In the optical unit, the projection lens unit may protrude from the light source lamp unit and the optical devices so that the combined light from the optical device is incident on the base end of the projection lens. When the projection lens unit is arranged so as to have a front end protrude from the outer case, a dead space is formed at the side of the base end of the projection lens.
Because the power unit has a suction fan located on the base end of the projection lens unit, the apparatus can be miniaturized as a result of the effective use of space in the outer case.
Further, because the cooling air intake port is formed in a region of the lower side of the projection lens unit, the duct section can be provided in the dead space running from the lower side of the projection lens unit to the side of its base end. Accordingly, space in the outer case is effectively used.

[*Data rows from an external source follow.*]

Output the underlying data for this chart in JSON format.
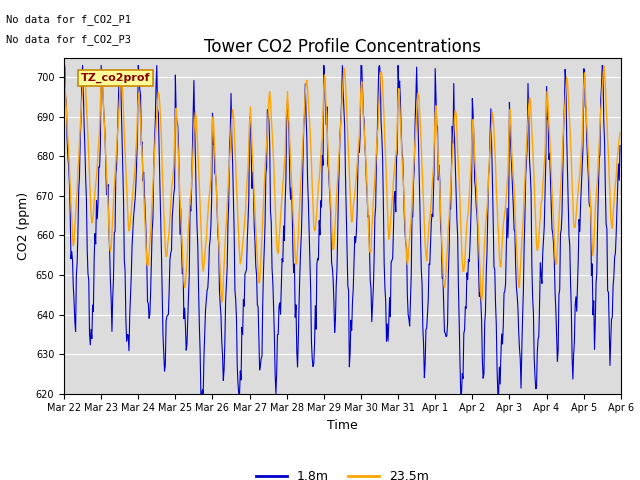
{
  "title": "Tower CO2 Profile Concentrations",
  "xlabel": "Time",
  "ylabel": "CO2 (ppm)",
  "ylim": [
    620,
    705
  ],
  "yticks": [
    620,
    630,
    640,
    650,
    660,
    670,
    680,
    690,
    700
  ],
  "annotations": [
    "No data for f_CO2_P1",
    "No data for f_CO2_P3"
  ],
  "box_label": "TZ_co2prof",
  "legend_labels": [
    "1.8m",
    "23.5m"
  ],
  "line_colors": [
    "#0000cc",
    "#ffa500"
  ],
  "xtick_labels": [
    "Mar 22",
    "Mar 23",
    "Mar 24",
    "Mar 25",
    "Mar 26",
    "Mar 27",
    "Mar 28",
    "Mar 29",
    "Mar 30",
    "Mar 31",
    "Apr 1",
    "Apr 2",
    "Apr 3",
    "Apr 4",
    "Apr 5",
    "Apr 6"
  ],
  "background_color": "#dcdcdc",
  "title_fontsize": 12,
  "label_fontsize": 9,
  "tick_fontsize": 7
}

In accordance with another aspect of the invention, a projection display apparatus includes an optical unit including a light source lamp unit and a projection lens unit for forming an optical image in response to image information. The apparatus optically treats light beams emitted from the light source lamp unit and expansively projects the optical image on a projection screen through the projection lens unit. An outer case for storing the optical unit and a power unit includes a ventilating fan for ventilating the interior of the outer case near the light source lamp unit. The projection display apparatus further includes a polarized light conversion device facing an emitting surface of the light source lamp unit for separating the light beams emitted from the light source lamp unit into two types of straight polarized light components and for aligning the polarizing direction of the straight polarized light components. A ventilating path is provided inside the outer case for circulating cooling air along at least one face among a light incident face and a light emerging face of the polarized light conversion device.
Because the ventilating path circulates the cooling air along at least one face among the light incident face and the light emerging face of the polarized light conversion device, the cooling air can securely circulate near the polarized light conversion device to achieve satisfactory cooling effects regardless of the configuration of the apparatus.
A guide is preferably provided for introducing the cooling air circulated along at least one face among the light incident face and light emerging face of the polarized light conversion device to the light source lamp unit.
In such an apparatus, the guide introduces the cooling air after cooling the polarized light conversion device to the light source lamp unit to effectively cool the light source lamp unit. The lamp life is therefore prolonged, and replacement of the lamp is required less frequently.
The outer case may be provided with an operating section having a plurality of switches including a main on/off switch for main power. A protruding section may protrude from the main switch between the main switch and the switch adjacent to the main switch. Such a structure prevents erroneous operation of the main switch.
The protruding section is preferably provided along the periphery of the main switch. This structure also prevents careless contact with the main switch and thus securely prevents erroneous operation of the switch.
A circuit board may be provided in the optical unit. A temperature-sensing element may be connected to the circuit board and located near the light source lamp unit to monitor the temperature of the lamp.
Such a structure effectively monitors the temperature of the light source lamp unit while obviating wiring between the temperature-sensing element and the circuit board because the temperature-sensing element is directly mounted on the circuit board.